One of the most distinguished contemporary artists to emerge from China in the past two decades, Huang Yong Ping is well known for his large installations and sculptures. For The Curve Huang Yong Ping is creating a new installation that explores the complex imperial history between Britain and China in the 19th Century, in particular the Opium Wars. Frolic, the exhibition title, is taken from the name of a ship built in 1844 specifically for the opium trade in China. Frolic is Huang Yong Ping's first solo exhibition to be held in the UK.
"I consider the opium trade as a forerunner for today's globalization: melting trade and the expansion of power. Sublimating the mind, while the body declines. Unveiling the violence and hiding the frolic."
Huang Yong Ping, 2008
Huang Yong Ping's provocative works creates a dialogue between conceptual western art and traditional eastern philosophies. He explores ideas of national and cultural identity, migration, colonialism and historical events. For this dramatic project Huang Yong Ping fills the gallery with sculptures of enlarged paraphernalia associated with opium dens which were widespread in the 19th Century.

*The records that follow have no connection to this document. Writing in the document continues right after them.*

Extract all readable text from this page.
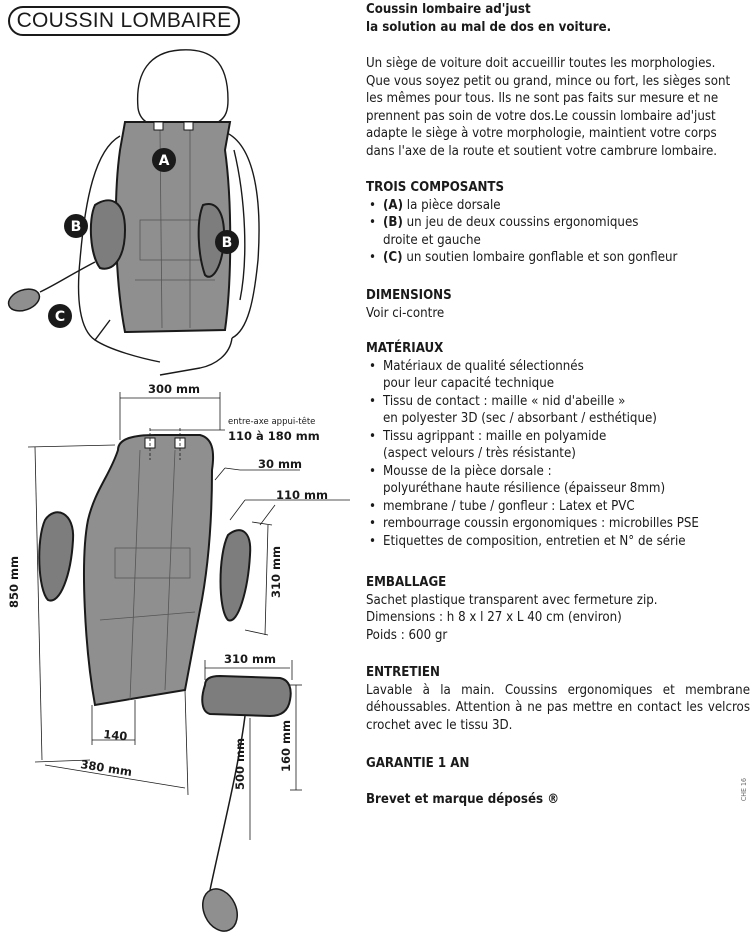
COUSSIN LOMBAIRE
A
B
B
C
300 mm
entre-axe appui-tête
110 à 180 mm
30 mm
110 mm
310 mm
850 mm
310 mm
140
380 mm	160 mm
500 mm

Coussin lombaire ad'just

la solution au mal de dos en voiture.

Un siège de voiture doit accueillir toutes les morphologies.

Que vous soyez petit ou grand, mince ou fort, les sièges sont

les mêmes pour tous. Ils ne sont pas faits sur mesure et ne

prennent pas soin de votre dos.Le coussin lombaire ad'just

adapte le siège à votre morphologie, maintient votre corps

dans l'axe de la route et soutient votre cambrure lombaire.

TROIS COMPOSANTS

• (A) la pièce dorsale
• (B) un jeu de deux coussins ergonomiques
droite et gauche
• (C) un soutien lombaire gonflable et son gonfleur

DIMENSIONS

Voir ci-contre

MATÉRIAUX

• Matériaux de qualité sélectionnés
pour leur capacité technique
• Tissu de contact : maille « nid d'abeille »
en polyester 3D (sec / absorbant / esthétique)
• Tissu agrippant : maille en polyamide
(aspect velours / très résistante)
• Mousse de la pièce dorsale :
polyuréthane haute résilience (épaisseur 8mm)
• membrane / tube / gonfleur : Latex et PVC
• rembourrage coussin ergonomiques : microbilles PSE
• Etiquettes de composition, entretien et N° de série

EMBALLAGE

Sachet plastique transparent avec fermeture zip.

Dimensions : h 8 x l 27 x L 40 cm (environ)

Poids : 600 gr

ENTRETIEN

Lavable à la main. Coussins ergonomiques et membrane déhoussables. Attention à ne pas mettre en contact les velcros crochet avec le tissu 3D.

GARANTIE 1 AN

Brevet et marque déposés ®	CHE 16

The installation evokes the intemperance of the opium den whilst exposing the cruder, factory production of the drug with piles of opium balls, scales and storage boxes. The central area of the gallery is occupied with a statue of Lord Palmerston, who served twice as British Prime Minister and is widely considered as the initiator of the Opium Wars in China in 1839 and 1856. The statue, toppled on an opium bed, depicts Palmerston smoking an exaggeratedly large opium pipe.
Importing opium from British India to China was a lucrative trade for Britain in the 19th Century. The Chinese government attempted to control the supply of opium as overuse of the drug was becoming rife. Despite the Chinese government's efforts to enforce its drug laws, Britain continued to smuggle opium to China's ever increasing population of habitual users. The conflict between the two governments erupted in war, commonly known as the Opium Wars (1839 to 1842 and 1856 to 1860 respectively). China's defeat in both wars forced the government to tolerate the opium trade. Britain coerced the Chinese government into signing Unequal Treaties, opening several ports to foreign trade and yielding Hong Kong to Britain.
Nightmare of George V
During the 1980s Huang Yong Ping emerged as one of the founding figures of Xiamen Dada, one of China's most radical avant-garde collectives. The group Xiamen Dada were conceptual artists heavily influenced by the work of Joseph Beuys, John Cage and Marcel Duchamp.